分類できない不安からの精神疾患。分類し安心することで得られる痴呆。


他人の目は鳥瞰の目!





















 自分と他人の見方は違います。これが社会の中には混在しています。自分の親子などの近い間柄の関係は自分の見方が適用されますが他人の親子関係は基本的に他人の見方が適用されます。自分、他人のどちらの見方もない、あるいはどちらを選択すればいいのかわからない場合は混乱します。すると不安が増し精神疾患になってしまう場合もあります。一方なんでも短絡的に分類してしまうと、今度は考える機会がなくなり痴呆化してしまいます。それは問題です。そこで、こうした問題が発生しないようにするために、どのようなことに気をつけたらよいのでしょうか、ここではそれを考えました。


自分の見え方と他人見え方は違う


 客観的に見ると人の能力は時間の経過に伴い、ある程度の年齢までは上がって、終わりに近づくにつれ下がります。しかし本人は伸び続けている、あるいは能力は落ちていないとを考えられている場合もあります。

 そのような方、能力は落ちていない、と考えられている方はもしかするとその人なりの世界が存在しているのかもしれません。これは対人援助をしている場合、よく考えられる話です。

 そうした人の世界とは私たちが見えている現実から離れているため異常だと(一般的に)考えられますが、異常な世界を正常と思われている相手にとっては(一般的に)正常な世界が逆に異常に見えている可能性も有ります。それは他人が否定できることでは有りません。


他人の目と自分の目


 ところで上記のような自分の世界を持つ自分の見方とは異なった、いわゆる一般的な、客観的な見方とはなんでしょうか。それは他人の目でみている、他人の見方のような気がします。これら自分の見方や他人の見方は、ともにどちらが良いというものではなく、何らかの判断でどちらかが無意識的に選択されているだけ、のような気がします。それぞれの特徴を以下に記します。

 他人の目で見ることは、言葉や定義という概念に人を当てはめている、それ以上は考えたくない気持ちが見て取れます。例えば人も心は無く、ただのものと認識します。

 自分の目で見ることは言葉や定義のような概念以上のものがある気がします。言葉で表現することは出来ませんが、良し悪しなどの感情から人の数だけ自分なりの気持ちがある気が上乗せされています。


 一貫性がないと混乱し定義に当てはめると痴呆化する


 これらの見方が変に混ざり合うと混乱状態になりえます。
 例えば日本では生まれた子どもが幼少期の頃は社会と離れた親子の間で親密な関係が形成されて育ちます。(自らの気持ちを大切にする自分の目で見る自分の見方文化)しかし社会に出ると自己責任と個が尊重され、常に不安との戦いを余儀なくされます。(個人を基調とする他人の目で見る他人の見方文化)
 自分の見方と他人の見方は一貫性が無く分断されています。ですから、場合によってはどちらで見たらよいのかわからなくなります。するとわからないことから不安が発生し、最終的には精神疾患にもなりえます。

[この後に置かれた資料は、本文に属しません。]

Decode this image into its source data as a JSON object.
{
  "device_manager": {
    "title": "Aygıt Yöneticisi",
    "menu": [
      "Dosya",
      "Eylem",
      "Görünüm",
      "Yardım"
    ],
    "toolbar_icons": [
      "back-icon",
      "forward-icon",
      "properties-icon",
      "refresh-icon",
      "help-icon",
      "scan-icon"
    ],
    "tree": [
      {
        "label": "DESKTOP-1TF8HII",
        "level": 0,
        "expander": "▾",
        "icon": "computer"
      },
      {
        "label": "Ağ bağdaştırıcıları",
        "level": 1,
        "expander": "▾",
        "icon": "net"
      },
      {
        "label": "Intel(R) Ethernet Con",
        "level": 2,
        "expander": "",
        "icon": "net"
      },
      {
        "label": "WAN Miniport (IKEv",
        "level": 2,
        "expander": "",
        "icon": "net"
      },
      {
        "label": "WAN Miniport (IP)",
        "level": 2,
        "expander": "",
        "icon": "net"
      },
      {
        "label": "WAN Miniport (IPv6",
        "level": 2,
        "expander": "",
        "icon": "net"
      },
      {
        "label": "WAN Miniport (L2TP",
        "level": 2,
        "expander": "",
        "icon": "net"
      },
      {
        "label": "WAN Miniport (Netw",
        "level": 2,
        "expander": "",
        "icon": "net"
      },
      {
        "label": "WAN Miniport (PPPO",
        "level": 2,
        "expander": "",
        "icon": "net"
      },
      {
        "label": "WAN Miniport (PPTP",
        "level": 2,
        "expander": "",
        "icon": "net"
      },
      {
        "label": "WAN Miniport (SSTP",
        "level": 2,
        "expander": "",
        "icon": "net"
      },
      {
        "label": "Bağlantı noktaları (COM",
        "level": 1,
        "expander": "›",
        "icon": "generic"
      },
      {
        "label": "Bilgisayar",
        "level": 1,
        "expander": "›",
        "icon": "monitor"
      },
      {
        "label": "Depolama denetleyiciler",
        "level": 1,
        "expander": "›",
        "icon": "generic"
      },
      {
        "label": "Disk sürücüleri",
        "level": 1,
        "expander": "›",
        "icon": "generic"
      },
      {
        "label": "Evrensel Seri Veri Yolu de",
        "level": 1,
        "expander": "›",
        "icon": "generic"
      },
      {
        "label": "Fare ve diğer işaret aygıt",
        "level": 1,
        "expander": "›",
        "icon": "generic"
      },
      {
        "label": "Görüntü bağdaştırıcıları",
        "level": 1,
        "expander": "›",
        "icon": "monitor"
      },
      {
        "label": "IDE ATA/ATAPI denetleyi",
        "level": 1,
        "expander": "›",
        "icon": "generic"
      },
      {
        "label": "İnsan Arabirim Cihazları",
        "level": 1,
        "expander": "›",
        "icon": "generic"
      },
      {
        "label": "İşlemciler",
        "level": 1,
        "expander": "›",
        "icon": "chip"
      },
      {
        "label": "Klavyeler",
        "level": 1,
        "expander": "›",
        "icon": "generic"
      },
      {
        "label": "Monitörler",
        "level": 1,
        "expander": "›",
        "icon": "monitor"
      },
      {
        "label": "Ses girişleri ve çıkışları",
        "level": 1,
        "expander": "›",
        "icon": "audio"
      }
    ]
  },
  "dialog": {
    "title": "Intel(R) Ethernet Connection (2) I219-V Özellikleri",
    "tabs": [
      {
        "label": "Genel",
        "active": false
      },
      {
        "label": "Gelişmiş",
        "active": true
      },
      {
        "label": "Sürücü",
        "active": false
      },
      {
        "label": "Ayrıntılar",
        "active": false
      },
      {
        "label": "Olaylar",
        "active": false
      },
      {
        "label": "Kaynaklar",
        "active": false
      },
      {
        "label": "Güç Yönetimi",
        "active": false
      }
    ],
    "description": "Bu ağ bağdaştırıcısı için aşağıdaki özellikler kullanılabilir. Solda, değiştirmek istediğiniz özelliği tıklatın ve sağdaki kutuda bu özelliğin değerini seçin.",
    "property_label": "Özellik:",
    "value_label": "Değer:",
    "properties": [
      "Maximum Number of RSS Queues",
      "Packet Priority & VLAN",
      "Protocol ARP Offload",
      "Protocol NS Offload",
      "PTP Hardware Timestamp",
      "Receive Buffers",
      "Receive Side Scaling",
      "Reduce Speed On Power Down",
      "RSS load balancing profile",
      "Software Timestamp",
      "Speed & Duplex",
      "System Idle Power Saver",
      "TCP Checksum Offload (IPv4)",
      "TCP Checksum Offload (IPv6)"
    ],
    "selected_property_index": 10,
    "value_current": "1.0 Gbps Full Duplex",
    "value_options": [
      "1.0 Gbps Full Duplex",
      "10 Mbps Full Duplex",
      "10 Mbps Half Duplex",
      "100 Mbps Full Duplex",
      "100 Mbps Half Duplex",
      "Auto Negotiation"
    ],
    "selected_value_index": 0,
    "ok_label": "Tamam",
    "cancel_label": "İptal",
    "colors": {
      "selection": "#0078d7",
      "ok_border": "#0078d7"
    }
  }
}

 一方、不安になるのが怖い、不安だと思う場合には、えいやっと何らかの定義を基に分類することによって安心することもあります。すると、それ以上考えようとしなくなります。こうして考えなくなることは痴呆化の第一歩だと思われます。


不安と痴呆化への解消は


 ですから不安の解消をするのならば①常に自分の見方や他人の見方だけ、といった一貫性を持つ。②不安を持ちえながら今後のわからないことへは他人の目と自分の目を常に準備し、それぞれのメリットデメリットを書き出して取捨選択する。ことが大切なのではないかと思います。

 また痴呆化を防ぐには①分類内容を吟味し、それが位置、幅を含めて納得できるよう考える。②定義も「遊び」、「柔軟性」を持ちながら、定義への「連続性」を考える。ことが大切なのではないかと思います。


それを以下を読んで考えました。
大井玄 「痴呆老人」は何を見ているか 新潮社 2008.1です。